L’Iran a donné en nature et envoyé des vagues de missiles. L’un a frappé un immeuble dans le sud d’Israël, tuant au moins quatre personnes, selon les autorités sanitaires israéliennes. Cela a également attiré la colère de Trump.
“Je n’aime pas le fait que les représailles étaient vraiment fortes. Mais en toute honnêteté, Israël a beaucoup déchargé”, a-t-il déclaré.
Les attaques de l’Iran contre Israël ont tué 28 personnes et blessé plus de 1 000 autres, dont les victimes de la grève de mardi. La campagne d’Israël sur l’Iran a tué 610 personnes et blessé 4 746 depuis le début de la guerre, selon le ministère iranien de la santé.
Qu’un cessez-le-feu a été négocié a été une surprise. Dans les heures précédant l’annonce de Trump, l’Iran a lancé des missiles à la base aérienne d’Al Udeid au Qatar, la plus grande installation militaire américaine de la région avec quelque 10 000 troupes américaines et son siège social du commandement central
Mais bien qu’il ait initialement déclenché les craintes d’une expansion rapide du conflit, l’attaque de l’Iran s’est avérée relativement modible, moins la «réponse puissante et puissante» qu’elle a jugé devant le barrage qu’un geste préchorégraphié et sauvage conçu pour être largement symbolique. Trump a déclaré lundi que l’Iran avait en fait averti les États-Unis de l’attaque à l’avance.
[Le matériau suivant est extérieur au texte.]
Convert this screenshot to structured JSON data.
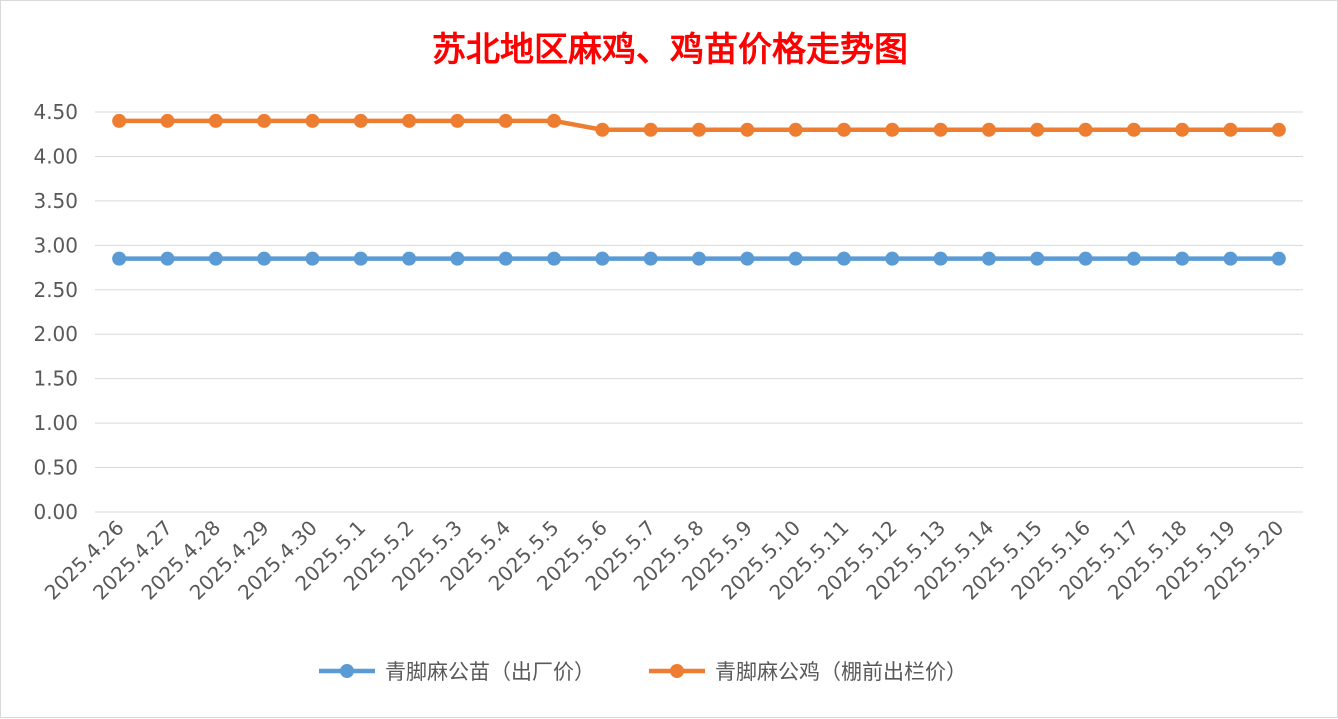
{
  "chart_data": {
    "type": "line",
    "title": "苏北地区麻鸡、鸡苗价格走势图",
    "xlabel": "",
    "ylabel": "",
    "ylim": [
      0,
      4.5
    ],
    "yticks": [
      "0.00",
      "0.50",
      "1.00",
      "1.50",
      "2.00",
      "2.50",
      "3.00",
      "3.50",
      "4.00",
      "4.50"
    ],
    "grid": true,
    "legend_position": "bottom",
    "categories": [
      "2025.4.26",
      "2025.4.27",
      "2025.4.28",
      "2025.4.29",
      "2025.4.30",
      "2025.5.1",
      "2025.5.2",
      "2025.5.3",
      "2025.5.4",
      "2025.5.5",
      "2025.5.6",
      "2025.5.7",
      "2025.5.8",
      "2025.5.9",
      "2025.5.10",
      "2025.5.11",
      "2025.5.12",
      "2025.5.13",
      "2025.5.14",
      "2025.5.15",
      "2025.5.16",
      "2025.5.17",
      "2025.5.18",
      "2025.5.19",
      "2025.5.20"
    ],
    "series": [
      {
        "name": "青脚麻公苗（出厂价）",
        "color": "#5b9bd5",
        "values": [
          2.85,
          2.85,
          2.85,
          2.85,
          2.85,
          2.85,
          2.85,
          2.85,
          2.85,
          2.85,
          2.85,
          2.85,
          2.85,
          2.85,
          2.85,
          2.85,
          2.85,
          2.85,
          2.85,
          2.85,
          2.85,
          2.85,
          2.85,
          2.85,
          2.85
        ]
      },
      {
        "name": "青脚麻公鸡（棚前出栏价）",
        "color": "#ed7d31",
        "values": [
          4.4,
          4.4,
          4.4,
          4.4,
          4.4,
          4.4,
          4.4,
          4.4,
          4.4,
          4.4,
          4.3,
          4.3,
          4.3,
          4.3,
          4.3,
          4.3,
          4.3,
          4.3,
          4.3,
          4.3,
          4.3,
          4.3,
          4.3,
          4.3,
          4.3
        ]
      }
    ]
  }
}
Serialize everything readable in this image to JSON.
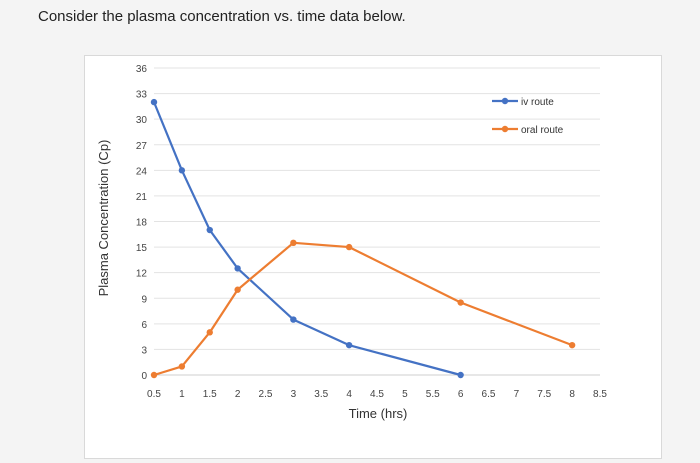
{
  "question": "Consider the plasma concentration vs. time data below.",
  "chart_data": {
    "type": "line",
    "title": "",
    "xlabel": "Time (hrs)",
    "ylabel": "Plasma Concentration (Cp)",
    "xlim": [
      0.5,
      8.5
    ],
    "ylim": [
      0,
      36
    ],
    "x_ticks": [
      0.5,
      1,
      1.5,
      2,
      2.5,
      3,
      3.5,
      4,
      4.5,
      5,
      5.5,
      6,
      6.5,
      7,
      7.5,
      8,
      8.5
    ],
    "y_ticks": [
      0,
      3,
      6,
      9,
      12,
      15,
      18,
      21,
      24,
      27,
      30,
      33,
      36
    ],
    "grid": "horizontal",
    "legend_position": "top-right",
    "series": [
      {
        "name": "iv route",
        "color": "#4472c4",
        "x": [
          0.5,
          1,
          1.5,
          2,
          3,
          4,
          6
        ],
        "y": [
          32,
          24,
          17,
          12.5,
          6.5,
          3.5,
          0
        ]
      },
      {
        "name": "oral route",
        "color": "#ed7d31",
        "x": [
          0.5,
          1,
          1.5,
          2,
          3,
          4,
          6,
          8
        ],
        "y": [
          0,
          1,
          5,
          10,
          15.5,
          15,
          8.5,
          3.5
        ]
      }
    ]
  }
}
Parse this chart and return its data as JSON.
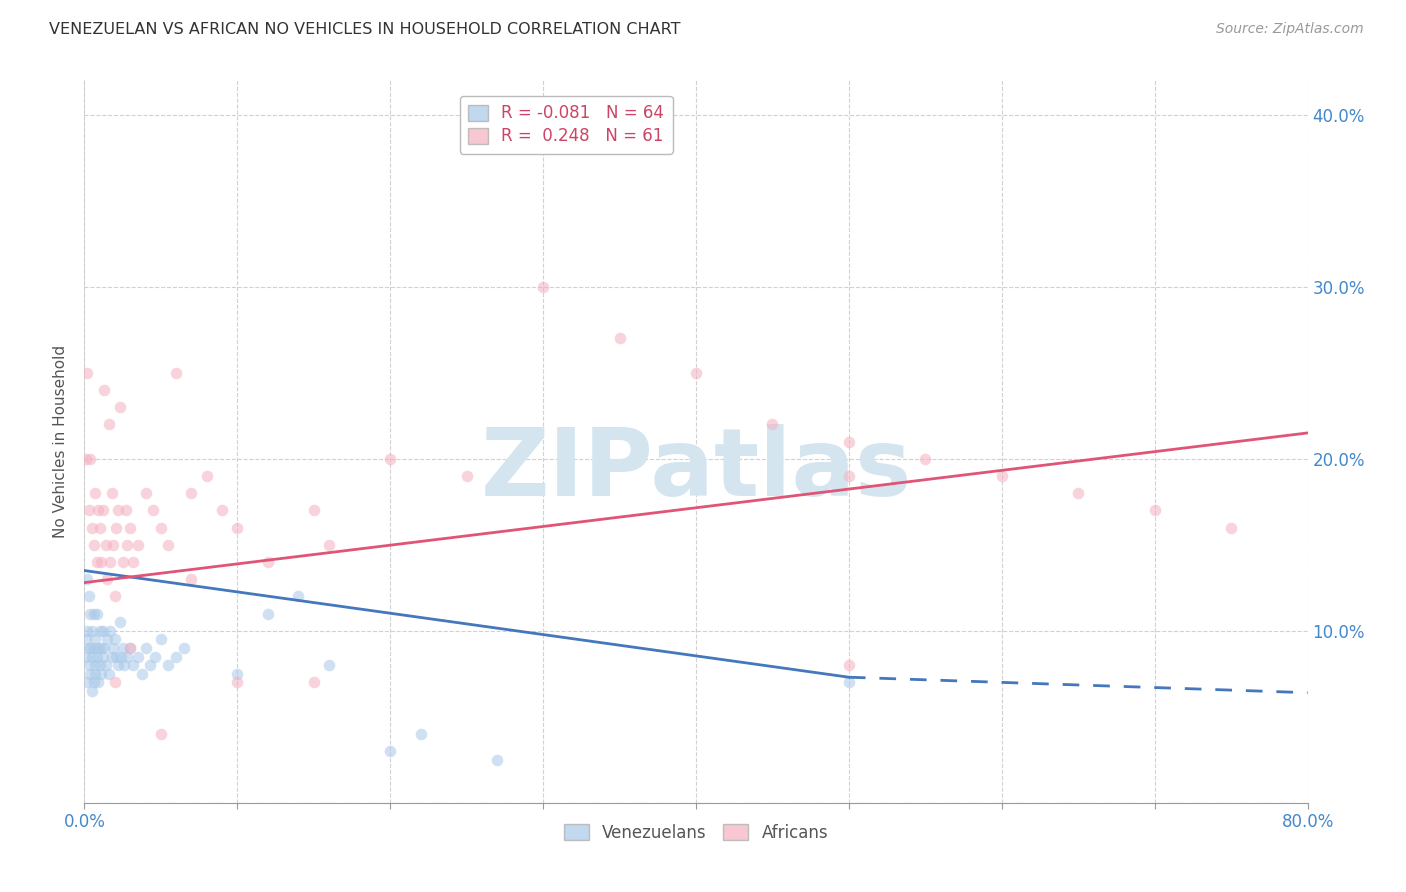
{
  "title": "VENEZUELAN VS AFRICAN NO VEHICLES IN HOUSEHOLD CORRELATION CHART",
  "source": "Source: ZipAtlas.com",
  "ylabel": "No Vehicles in Household",
  "watermark": "ZIPatlas",
  "blue_color": "#a8c8e8",
  "pink_color": "#f4b0c0",
  "blue_line_color": "#4477bb",
  "pink_line_color": "#e05575",
  "marker_size": 70,
  "marker_alpha": 0.55,
  "background_color": "#ffffff",
  "grid_color": "#cccccc",
  "title_color": "#333333",
  "axis_label_color": "#555555",
  "tick_color": "#4488cc",
  "watermark_color": "#d5e5f0",
  "xlim": [
    0.0,
    0.8
  ],
  "ylim": [
    0.0,
    0.42
  ],
  "xticks": [
    0.0,
    0.1,
    0.2,
    0.3,
    0.4,
    0.5,
    0.6,
    0.7,
    0.8
  ],
  "yticks": [
    0.0,
    0.1,
    0.2,
    0.3,
    0.4
  ],
  "ytick_labels_right": [
    "",
    "10.0%",
    "20.0%",
    "30.0%",
    "40.0%"
  ],
  "venezuelan_x": [
    0.001,
    0.001,
    0.002,
    0.002,
    0.002,
    0.003,
    0.003,
    0.003,
    0.004,
    0.004,
    0.004,
    0.005,
    0.005,
    0.005,
    0.006,
    0.006,
    0.006,
    0.007,
    0.007,
    0.007,
    0.008,
    0.008,
    0.009,
    0.009,
    0.01,
    0.01,
    0.011,
    0.011,
    0.012,
    0.012,
    0.013,
    0.014,
    0.015,
    0.016,
    0.017,
    0.018,
    0.019,
    0.02,
    0.021,
    0.022,
    0.023,
    0.024,
    0.025,
    0.026,
    0.028,
    0.03,
    0.032,
    0.035,
    0.038,
    0.04,
    0.043,
    0.046,
    0.05,
    0.055,
    0.06,
    0.065,
    0.1,
    0.12,
    0.14,
    0.16,
    0.2,
    0.22,
    0.27,
    0.5
  ],
  "venezuelan_y": [
    0.085,
    0.095,
    0.07,
    0.1,
    0.13,
    0.08,
    0.09,
    0.12,
    0.075,
    0.09,
    0.11,
    0.065,
    0.085,
    0.1,
    0.07,
    0.09,
    0.11,
    0.08,
    0.095,
    0.075,
    0.085,
    0.11,
    0.07,
    0.09,
    0.08,
    0.1,
    0.09,
    0.075,
    0.085,
    0.1,
    0.09,
    0.08,
    0.095,
    0.075,
    0.1,
    0.085,
    0.09,
    0.095,
    0.085,
    0.08,
    0.105,
    0.085,
    0.09,
    0.08,
    0.085,
    0.09,
    0.08,
    0.085,
    0.075,
    0.09,
    0.08,
    0.085,
    0.095,
    0.08,
    0.085,
    0.09,
    0.075,
    0.11,
    0.12,
    0.08,
    0.03,
    0.04,
    0.025,
    0.07
  ],
  "african_x": [
    0.001,
    0.002,
    0.003,
    0.004,
    0.005,
    0.006,
    0.007,
    0.008,
    0.009,
    0.01,
    0.011,
    0.012,
    0.013,
    0.014,
    0.015,
    0.016,
    0.017,
    0.018,
    0.019,
    0.02,
    0.021,
    0.022,
    0.023,
    0.025,
    0.027,
    0.028,
    0.03,
    0.032,
    0.035,
    0.04,
    0.045,
    0.05,
    0.055,
    0.06,
    0.07,
    0.08,
    0.09,
    0.1,
    0.12,
    0.15,
    0.16,
    0.2,
    0.25,
    0.3,
    0.35,
    0.4,
    0.45,
    0.5,
    0.55,
    0.6,
    0.65,
    0.7,
    0.75,
    0.5,
    0.02,
    0.03,
    0.05,
    0.07,
    0.1,
    0.15,
    0.5
  ],
  "african_y": [
    0.2,
    0.25,
    0.17,
    0.2,
    0.16,
    0.15,
    0.18,
    0.14,
    0.17,
    0.16,
    0.14,
    0.17,
    0.24,
    0.15,
    0.13,
    0.22,
    0.14,
    0.18,
    0.15,
    0.12,
    0.16,
    0.17,
    0.23,
    0.14,
    0.17,
    0.15,
    0.16,
    0.14,
    0.15,
    0.18,
    0.17,
    0.16,
    0.15,
    0.25,
    0.18,
    0.19,
    0.17,
    0.16,
    0.14,
    0.17,
    0.15,
    0.2,
    0.19,
    0.3,
    0.27,
    0.25,
    0.22,
    0.21,
    0.2,
    0.19,
    0.18,
    0.17,
    0.16,
    0.19,
    0.07,
    0.09,
    0.04,
    0.13,
    0.07,
    0.07,
    0.08
  ],
  "ven_line_x0": 0.0,
  "ven_line_x_solid_end": 0.5,
  "ven_line_x_dash_end": 0.8,
  "ven_line_y0": 0.135,
  "ven_line_y_solid_end": 0.073,
  "ven_line_y_dash_end": 0.064,
  "afr_line_x0": 0.0,
  "afr_line_x1": 0.8,
  "afr_line_y0": 0.128,
  "afr_line_y1": 0.215
}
Le Qatar a déclaré que l’attaque était une «violation flagrante» de sa souveraineté et de son espace aérien, et a promis qu’elle répondrait de manière appropriée. Au lieu de cela, dans une mesure de l’urgence ressentie par les nations du golfe Persique pour empêcher une conflagration plus large, l’émir qatari, Tamim bin Hamad Al Thani et le Premier ministre Mohammed bin Abdulrahman Al Thani coordonné avec Trump et le vice-président JD Vance pour mettre fin aux hostilités, selon un officiel informé sur les discussions et qui a demandé l’anonymat JD pour pouvoir parler librement.
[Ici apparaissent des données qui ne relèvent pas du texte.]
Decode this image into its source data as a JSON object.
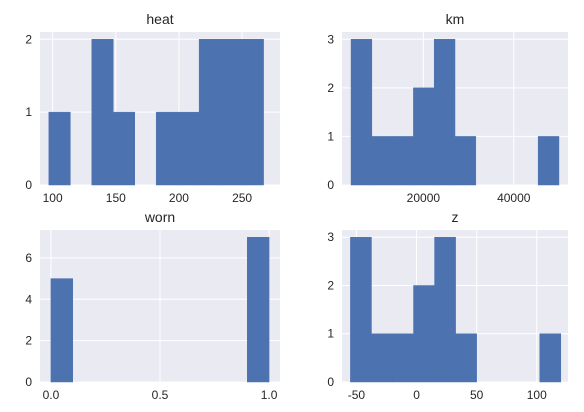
{
  "chart_data": [
    {
      "type": "bar",
      "subtype": "histogram",
      "title": "heat",
      "xlim": [
        90,
        280
      ],
      "ylim": [
        0,
        2.1
      ],
      "xticks": [
        100,
        150,
        200,
        250
      ],
      "yticks": [
        0,
        1,
        2
      ],
      "bins": [
        {
          "x0": 97,
          "x1": 114,
          "count": 1
        },
        {
          "x0": 114,
          "x1": 131,
          "count": 0
        },
        {
          "x0": 131,
          "x1": 148,
          "count": 2
        },
        {
          "x0": 148,
          "x1": 165,
          "count": 1
        },
        {
          "x0": 165,
          "x1": 182,
          "count": 0
        },
        {
          "x0": 182,
          "x1": 199,
          "count": 1
        },
        {
          "x0": 199,
          "x1": 216,
          "count": 1
        },
        {
          "x0": 216,
          "x1": 233,
          "count": 2
        },
        {
          "x0": 233,
          "x1": 250,
          "count": 2
        },
        {
          "x0": 250,
          "x1": 267,
          "count": 2
        }
      ],
      "grid": true
    },
    {
      "type": "bar",
      "subtype": "histogram",
      "title": "km",
      "xlim": [
        2000,
        52000
      ],
      "ylim": [
        0,
        3.15
      ],
      "xticks": [
        20000,
        40000
      ],
      "yticks": [
        0,
        1,
        2,
        3
      ],
      "bins": [
        {
          "x0": 4000,
          "x1": 8600,
          "count": 3
        },
        {
          "x0": 8600,
          "x1": 13200,
          "count": 1
        },
        {
          "x0": 13200,
          "x1": 17800,
          "count": 1
        },
        {
          "x0": 17800,
          "x1": 22400,
          "count": 2
        },
        {
          "x0": 22400,
          "x1": 27000,
          "count": 3
        },
        {
          "x0": 27000,
          "x1": 31600,
          "count": 1
        },
        {
          "x0": 31600,
          "x1": 36200,
          "count": 0
        },
        {
          "x0": 36200,
          "x1": 40800,
          "count": 0
        },
        {
          "x0": 40800,
          "x1": 45400,
          "count": 0
        },
        {
          "x0": 45400,
          "x1": 50000,
          "count": 1
        }
      ],
      "grid": true
    },
    {
      "type": "bar",
      "subtype": "histogram",
      "title": "worn",
      "xlim": [
        -0.05,
        1.05
      ],
      "ylim": [
        0,
        7.35
      ],
      "xticks": [
        0.0,
        0.5,
        1.0
      ],
      "xtick_labels": [
        "0.0",
        "0.5",
        "1.0"
      ],
      "yticks": [
        0,
        2,
        4,
        6
      ],
      "bins": [
        {
          "x0": 0.0,
          "x1": 0.1,
          "count": 5
        },
        {
          "x0": 0.1,
          "x1": 0.2,
          "count": 0
        },
        {
          "x0": 0.2,
          "x1": 0.3,
          "count": 0
        },
        {
          "x0": 0.3,
          "x1": 0.4,
          "count": 0
        },
        {
          "x0": 0.4,
          "x1": 0.5,
          "count": 0
        },
        {
          "x0": 0.5,
          "x1": 0.6,
          "count": 0
        },
        {
          "x0": 0.6,
          "x1": 0.7,
          "count": 0
        },
        {
          "x0": 0.7,
          "x1": 0.8,
          "count": 0
        },
        {
          "x0": 0.8,
          "x1": 0.9,
          "count": 0
        },
        {
          "x0": 0.9,
          "x1": 1.0,
          "count": 7
        }
      ],
      "grid": true
    },
    {
      "type": "bar",
      "subtype": "histogram",
      "title": "z",
      "xlim": [
        -62,
        126
      ],
      "ylim": [
        0,
        3.15
      ],
      "xticks": [
        -50,
        0,
        50,
        100
      ],
      "yticks": [
        0,
        1,
        2,
        3
      ],
      "bins": [
        {
          "x0": -55,
          "x1": -37.5,
          "count": 3
        },
        {
          "x0": -37.5,
          "x1": -20,
          "count": 1
        },
        {
          "x0": -20,
          "x1": -2.5,
          "count": 1
        },
        {
          "x0": -2.5,
          "x1": 15,
          "count": 2
        },
        {
          "x0": 15,
          "x1": 32.5,
          "count": 3
        },
        {
          "x0": 32.5,
          "x1": 50,
          "count": 1
        },
        {
          "x0": 50,
          "x1": 67.5,
          "count": 0
        },
        {
          "x0": 67.5,
          "x1": 85,
          "count": 0
        },
        {
          "x0": 85,
          "x1": 102.5,
          "count": 0
        },
        {
          "x0": 102.5,
          "x1": 120,
          "count": 1
        }
      ],
      "grid": true
    }
  ],
  "colors": {
    "background": "#eaeaf2",
    "bar": "#4c72b0",
    "grid": "#ffffff",
    "text": "#262626"
  }
}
Vers 18 heures, l’Est, Trump a posté sur sa plateforme de médias sociaux, il y aurait un cessez-le-feu et «une fin officielle de la guerre des 12 jours».
«C’est une guerre qui aurait pu continuer pendant des années et a détruit tout le Moyen-Orient, mais ce n’est pas le cas, et ne le fera jamais! Que Dieu bénisse Israël, Dieu bénisse l’Iran, Dieu bénisse le Moyen-Orient, Dieu bénisse les États-Unis d’Amérique et que Dieu bénisse le monde!»
À Téhéran mardi, il y avait une humeur de joie provisoire à la fin de ce qui avait été meurtrier quelques semaines pour la capitale. Pourtant, beaucoup ont exprimé le sentiment d’être trahi par la communauté internationale.
“L’Iran s’est retrouvé avec très peu d’options”, a déclaré Venus Shahri, une enseignante de 40 ans de Téhéran.
D’autres ont déclaré que bien qu’ils soient déçus par les capacités défensives de l’armée iranienne, ils voulaient doubler le combat.
“Nous n’aurions pas dû accepter l’offre de cessez-le-feu”, a déclaré Jaber Khadiri, 55 ans. “Nous devons avoir des armes nucléaires. Il n’y a pas d’autre choix.”